1-800-Flowers has been a longtime IBM customer, using both IBM WebSphere Commerce and other pieces of IBM software, he said. In this new deal they are integrating IBM software with third-party software in the cloud to be able to deliver on this highly rich personalized experience where they can integrate apps across their supply chain.
“Our customers are coming to us, across all of our brands, to help them address their many gifting and celebratory needs,” Chris McCann, president of 1-800-Flowers, said in a statement. “It’s our job to deliver a convenient and enjoyable customer experience every time we interact with them. We do this through a combination of truly original products and an expanding range of services—and IBM’s Commerce on Cloud solution is helping us deliver on that promise.”
According to 1-800-Flowers’ CIO Arnie Leap, the company is seeing a massive shift of buying from mobile devices and major spikes in sales over the weekend and is looking for IBM to help handle that.

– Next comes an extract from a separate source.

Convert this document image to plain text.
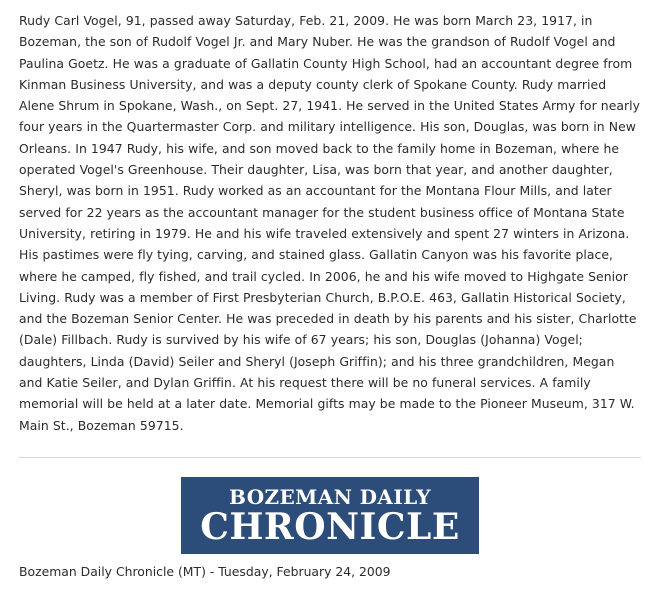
Rudy Carl Vogel, 91, passed away Saturday, Feb. 21, 2009. He was born March 23, 1917, in Bozeman, the son of Rudolf Vogel Jr. and Mary Nuber. He was the grandson of Rudolf Vogel and Paulina Goetz. He was a graduate of Gallatin County High School, had an accountant degree from Kinman Business University, and was a deputy county clerk of Spokane County. Rudy married Alene Shrum in Spokane, Wash., on Sept. 27, 1941. He served in the United States Army for nearly four years in the Quartermaster Corp. and military intelligence. His son, Douglas, was born in New Orleans. In 1947 Rudy, his wife, and son moved back to the family home in Bozeman, where he operated Vogel's Greenhouse. Their daughter, Lisa, was born that year, and another daughter, Sheryl, was born in 1951. Rudy worked as an accountant for the Montana Flour Mills, and later served for 22 years as the accountant manager for the student business office of Montana State University, retiring in 1979. He and his wife traveled extensively and spent 27 winters in Arizona. His pastimes were fly tying, carving, and stained glass. Gallatin Canyon was his favorite place, where he camped, fly fished, and trail cycled. In 2006, he and his wife moved to Highgate Senior Living. Rudy was a member of First Presbyterian Church, B.P.O.E. 463, Gallatin Historical Society, and the Bozeman Senior Center. He was preceded in death by his parents and his sister, Charlotte (Dale) Fillbach. Rudy is survived by his wife of 67 years; his son, Douglas (Johanna) Vogel; daughters, Linda (David) Seiler and Sheryl (Joseph Griffin); and his three grandchildren, Megan and Katie Seiler, and Dylan Griffin. At his request there will be no funeral services. A family memorial will be held at a later date. Memorial gifts may be made to the Pioneer Museum, 317 W. Main St., Bozeman 59715.

BOZEMAN DAILY
CHRONICLE

Bozeman Daily Chronicle (MT) - Tuesday, February 24, 2009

“Attempting to manage the IT resources necessary to support the Web, mobile and customer services offerings for an omni-channel business can be nightmarishly expensive and complex,” King said. “That’s where IBM Commerce on Cloud comes in—seamlessly supporting the order fulfillment processes needed across all of 1-800-Flowers’ brands, and adding IT assets whenever necessary, including during seasonal peak.”
Earlier this week, IBM announced a partnership with Box to deliver an enhanced IBM MobileFirst for iOS app to empower sales organizations. Big Blue also announced the expansion of an existing partnership with SAP to use IBM Cloud, cognitive and Power Systems technology along with SAP offerings to help organizations with digital transformation. In addition, IBM and pharmaceutical maker Pfizer launched a research project to use the Internet of things to help with the treatment of Parkinson’s disease patients. And the company also announced plans to expand its Linux-only portfolio of OpenPOWER systems.